An interesting thing happened on Monday when I phoned my dad to tell him that Father’s Day would not, this year, include the normal feast of roast and all the trimmings!  Yeah I know, selfish much?  Anyway, my dad’s comment, at the end of my long explanation, was that it was fine because he doesn’t live to eat, he eats to live.  Love that! 

Day 2 started off all guns blazing!  Divine seriously put me through my paces!  (Divine, my beauties, is also known in MMA circles as Divine “The Hitman” Volontiya – clearly I’ve lost my frikking mind)!  Today involved skipping (Sounds like fun right?  Wrong!), loads of kicking and other exhausting shit.  I have to say though that the stretching at the end, when he bends me into all sorts of angles, is really awesome.  Not elegant.  But awesome.
After complaining bitterly and ad nauseum (haha) about the eggs, Divine said I could switch to peanut butter. I am beyond thrilled!  Who thought I would be ecstatic at the thought of peanut butter?  All was going great guns – oats, peanut butter rice cakes, water, detox tea – and I demolished my fruit salad practically in a single bound (all Hulk like).  However, that was when Steve messaged me to say he could only eat half his fruit salad – HE WAS TOO FULL!  I admit, I got a little grumpy for a minute or six but, under the pressure of a lot of bitching from my side, he finished it and all was forgiven!
It was around then that my body started fighting back.  I found that if I stayed absolutely motionless, I was fine.  The problem arose when I moved.
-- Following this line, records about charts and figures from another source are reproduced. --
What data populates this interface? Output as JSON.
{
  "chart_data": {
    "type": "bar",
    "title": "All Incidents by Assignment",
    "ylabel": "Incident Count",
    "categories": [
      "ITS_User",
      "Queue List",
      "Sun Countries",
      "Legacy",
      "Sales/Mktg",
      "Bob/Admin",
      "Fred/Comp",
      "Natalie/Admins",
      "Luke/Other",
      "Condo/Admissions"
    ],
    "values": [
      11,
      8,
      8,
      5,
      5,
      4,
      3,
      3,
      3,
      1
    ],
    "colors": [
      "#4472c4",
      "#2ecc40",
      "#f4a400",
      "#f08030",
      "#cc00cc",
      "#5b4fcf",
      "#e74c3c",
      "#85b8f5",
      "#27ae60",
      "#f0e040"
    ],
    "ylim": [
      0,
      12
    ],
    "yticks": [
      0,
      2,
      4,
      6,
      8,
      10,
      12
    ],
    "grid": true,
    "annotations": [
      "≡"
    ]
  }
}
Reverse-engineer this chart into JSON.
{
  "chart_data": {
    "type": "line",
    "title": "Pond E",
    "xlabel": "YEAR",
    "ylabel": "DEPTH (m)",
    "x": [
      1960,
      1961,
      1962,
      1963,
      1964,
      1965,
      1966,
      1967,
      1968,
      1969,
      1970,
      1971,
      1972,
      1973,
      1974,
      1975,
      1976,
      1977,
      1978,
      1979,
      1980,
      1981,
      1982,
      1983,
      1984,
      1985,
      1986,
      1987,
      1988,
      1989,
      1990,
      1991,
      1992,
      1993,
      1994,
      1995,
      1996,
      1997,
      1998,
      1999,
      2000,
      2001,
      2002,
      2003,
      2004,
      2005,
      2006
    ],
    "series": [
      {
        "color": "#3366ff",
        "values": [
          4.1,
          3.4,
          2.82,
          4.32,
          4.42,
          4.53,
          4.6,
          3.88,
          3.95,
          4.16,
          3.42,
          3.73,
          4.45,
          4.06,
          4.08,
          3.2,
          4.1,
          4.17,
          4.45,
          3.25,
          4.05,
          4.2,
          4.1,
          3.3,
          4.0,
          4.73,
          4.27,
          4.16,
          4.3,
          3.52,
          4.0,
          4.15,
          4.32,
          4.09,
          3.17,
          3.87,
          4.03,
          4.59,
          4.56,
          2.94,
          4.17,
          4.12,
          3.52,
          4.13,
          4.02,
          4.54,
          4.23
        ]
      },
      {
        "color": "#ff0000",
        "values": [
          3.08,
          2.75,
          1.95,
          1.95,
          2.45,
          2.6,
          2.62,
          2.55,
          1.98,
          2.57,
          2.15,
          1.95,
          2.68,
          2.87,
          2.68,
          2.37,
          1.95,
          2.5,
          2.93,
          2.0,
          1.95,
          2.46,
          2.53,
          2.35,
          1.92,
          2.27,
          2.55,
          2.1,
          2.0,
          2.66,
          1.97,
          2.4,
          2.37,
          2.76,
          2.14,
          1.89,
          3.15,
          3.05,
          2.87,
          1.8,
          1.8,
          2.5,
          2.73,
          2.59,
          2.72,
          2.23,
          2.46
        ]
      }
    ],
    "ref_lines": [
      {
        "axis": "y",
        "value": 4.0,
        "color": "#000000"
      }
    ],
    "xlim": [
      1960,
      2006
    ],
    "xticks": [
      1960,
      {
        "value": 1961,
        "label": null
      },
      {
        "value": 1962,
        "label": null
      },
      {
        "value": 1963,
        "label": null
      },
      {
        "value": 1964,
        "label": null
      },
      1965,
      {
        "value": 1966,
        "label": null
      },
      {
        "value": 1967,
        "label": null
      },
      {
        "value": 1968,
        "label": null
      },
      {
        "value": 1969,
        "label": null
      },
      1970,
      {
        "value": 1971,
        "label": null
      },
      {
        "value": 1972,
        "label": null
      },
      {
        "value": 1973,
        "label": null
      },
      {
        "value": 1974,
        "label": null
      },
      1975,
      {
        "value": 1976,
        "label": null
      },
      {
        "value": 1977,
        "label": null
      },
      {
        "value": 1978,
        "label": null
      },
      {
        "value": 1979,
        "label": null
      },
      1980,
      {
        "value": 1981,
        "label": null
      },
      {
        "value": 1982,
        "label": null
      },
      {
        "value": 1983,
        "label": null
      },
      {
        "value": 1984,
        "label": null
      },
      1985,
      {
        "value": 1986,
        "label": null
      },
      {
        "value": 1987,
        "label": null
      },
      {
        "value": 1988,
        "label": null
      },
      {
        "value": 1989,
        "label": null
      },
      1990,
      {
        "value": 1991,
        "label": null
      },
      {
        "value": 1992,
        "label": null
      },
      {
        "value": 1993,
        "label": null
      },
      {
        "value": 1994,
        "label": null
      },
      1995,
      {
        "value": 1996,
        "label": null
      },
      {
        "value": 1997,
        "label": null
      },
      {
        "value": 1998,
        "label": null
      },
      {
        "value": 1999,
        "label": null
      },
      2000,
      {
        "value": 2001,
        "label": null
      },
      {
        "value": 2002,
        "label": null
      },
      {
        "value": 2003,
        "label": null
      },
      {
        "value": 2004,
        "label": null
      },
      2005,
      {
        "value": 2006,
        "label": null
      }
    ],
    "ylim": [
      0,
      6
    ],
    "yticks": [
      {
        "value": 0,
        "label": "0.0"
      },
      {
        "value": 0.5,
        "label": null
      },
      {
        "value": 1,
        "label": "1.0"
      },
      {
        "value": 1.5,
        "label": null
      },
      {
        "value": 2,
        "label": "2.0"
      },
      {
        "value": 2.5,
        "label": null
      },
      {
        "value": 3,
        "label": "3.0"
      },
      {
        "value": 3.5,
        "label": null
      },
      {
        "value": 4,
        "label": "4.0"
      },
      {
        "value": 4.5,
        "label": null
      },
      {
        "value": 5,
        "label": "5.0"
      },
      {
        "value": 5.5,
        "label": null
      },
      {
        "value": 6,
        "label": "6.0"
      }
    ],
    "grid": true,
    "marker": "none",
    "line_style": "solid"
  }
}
Or breathed.  Unfortunately, due to the fact that I am currently drinking water for the Republic, unless a bedpan is brought into my office I have no choice but to move. Sink or swim they say.  Pffft!   So I did the hobbleshufflelimp (technical term) to and from the loo and the kitchen – each time wondering why the hell I am doing this. 
Something other pearls of wisdom Divine passed on to me: he said that women have incredible resolve, and in his experience when we set a goal, we do whatever it takes to reach it.  Awesome.  If I fail, I am failing the female species.  No pressure!
Our first supper of steamed fish and raw veggies did not go as well as I imagined!  The fish was fine.  Some thyme, a little black pepper and a splodge of lemon  - it was actually quite tasty.  However I cannot understand what inspired some moron who perchance happened to stand in a field of broccoli (do they grow in fields or in Satan’s lair?) to think gosh golly, these green tree things look yummy.   So I hereby present proof that there was broccoli in my house.  Last time.  Ever. 

Wednesday morning saw the introduction of my worst nightmare.  An ab workout.  Now just so that you know, all through my gym sessions over the last year and a bit I have worked everything EXCEPT my abs!  I always seem to conveniently “run out of time” – thus resulting in the bakers dozen sitting around my middle.  This horrified the Hitman whom, I believe, has made it his personal crusade to ensure that I end up with seriaaas abs when he is done with me.  I gasped and grunted my way through the session, ending with a 10 minute sprint up Kilimanjaro (ok it was a jog at level 8, on an incline of 2 but still).   Divine also warned me that I should expect, at any moment, a breakout of note.  So probably by the end of the week I will be rocking the full complement of hobbleshufflelimp, a pimple covered face and my tummy yelling out at intervals “what the fuck dude???”. 
So 4 training sessions, and 3 detox days and my resolve is still strong – even if the body is taking strain.  I have also resorted to doing the stick / carrot thing – at the end of the 3 week detox we are going to Bloemendal for supper.  Bloemendal serves cooked vegetables.  Just saying!